Her efforts through Bold Nebraska brought together an unconventional alliance of farmers and ranchers, Native American tribes and environmental activists to fight attempts by oil and fuel companies to seize land through eminent domain and build pipelines. The opponents were concerned that potential pipeline spills would not only pollute the land where they were laid, but could leach into groundwater.

Kleeb's plans for the grant include creating a dividend that would issue annual payments to residents of rural towns that build clean energy. She also plans to organize in rural towns across the U.S. to promote clean-energy projects and ensure that such projects respect property rights.

“The past decade of stopping risky pipelines with unlikely alliances changed the status quo of climate organizing,” Kleeb said in a written statement. “I'm excited and ready to take on the challenge of building clean energy across rural America with a new economic and cultural model that brings energy freedom and land justice.”
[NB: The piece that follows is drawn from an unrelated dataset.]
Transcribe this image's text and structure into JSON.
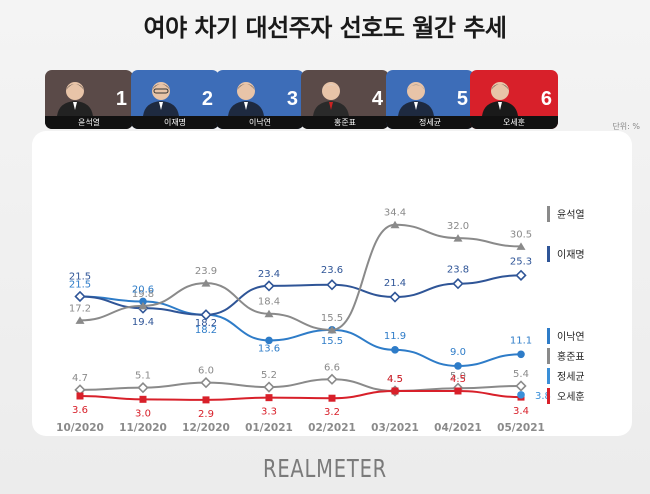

Syahrani convened a network of diverse partners worldwide to help several Indonesian districts reach their target of saving at least 5.5 million hectares (13.5 million acres) of forest and 2 million hectares (4.9 million acres) of peatlands by 2030. She plans to use the grant to help launch 100 nature-based businesses in forest and peatland-rich regions by 2026, and a public awareness campaign.

“If we succeed, we will have excited leaders, thriving entrepreneurs and a policy umbrella to integrate nature-based innovation and bioeconomy approaches into the development plans of all these jurisdictions,” she said in a written statement.

Climate Breakthrough, a San Francisco-based nonprofit organization founded in 2016, has awarded the multimillion-dollar grants to 19 people in the past seven years. Donors to the philanthropy include the David and Lucile Packard Foundation, the IKEA Foundation and the JPB Foundation.